Diese gefakte Provokation wurde natürlich sofort dankbar aufgenommen: In australischen und internationalen Medien ging der "Melbourne Man" sofort durch die Decke. ABC News, the UK Independent, Daily Mail und FoxFM berichteten ausführlich über den "world's biggest hipster", ein Bild des Zeitungsartikels wurde tausendfach im Netz geteilt – natürlich immer mit dem "Schaut eucht diesen überheblichen Hipster an"-Tenor.

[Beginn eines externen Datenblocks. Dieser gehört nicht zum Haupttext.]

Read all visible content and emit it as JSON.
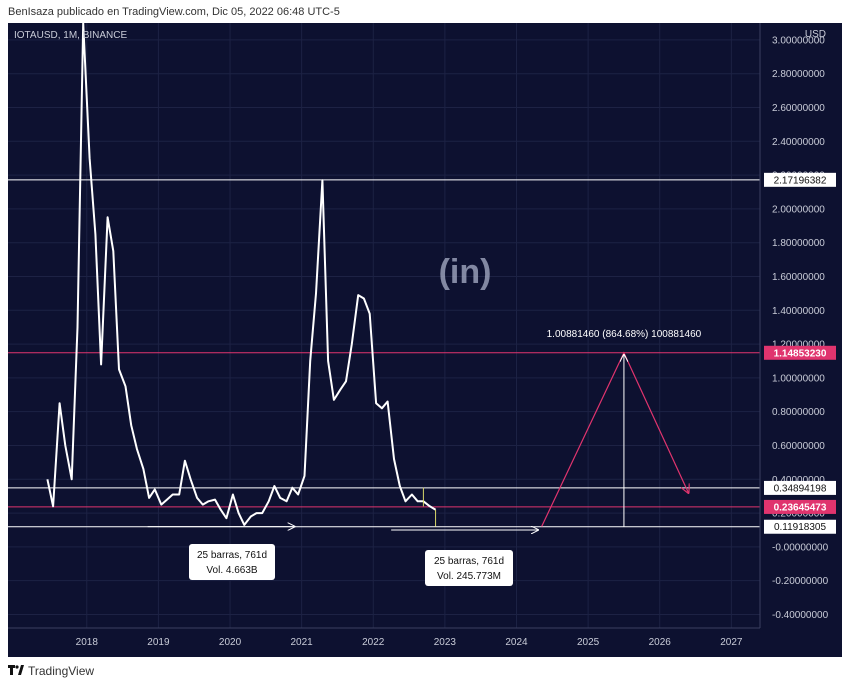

In einem Interview mit der australischen Vice löste Hains den Fake dann schließlich auf: Abgesehen davon, dass er tatsächlich ein Web-Entwickler sei und manchmal Jazz höre, wäre alles an dem Artikel frei erfunden. "Die Idee, sich diesen Charakter auszudenken, kam eigentlich zustande, weil mir eine ehrliche Kolumne über mich recht peinlich gewesen wäre", sagte Hains. "Dann stellte mir Tara noch ein paar Fragen und ich antwortete einfach mit dem Erstbesten, das mir in den Kopf kam. Ich habe nur versucht, lustig zu sein."

Für Tara Kenny ging die ganze Sache leider nicht so lustig aus. The Age fühlte sich angesichts des viralen Fake-Stunts in seiner journalistischen Integrität verletzt und beendete die Zusammenarbeit. Schade eigentlich, was genau mit "bucolic socialist" nun gemeint war, werden wir wohl nie erfahren.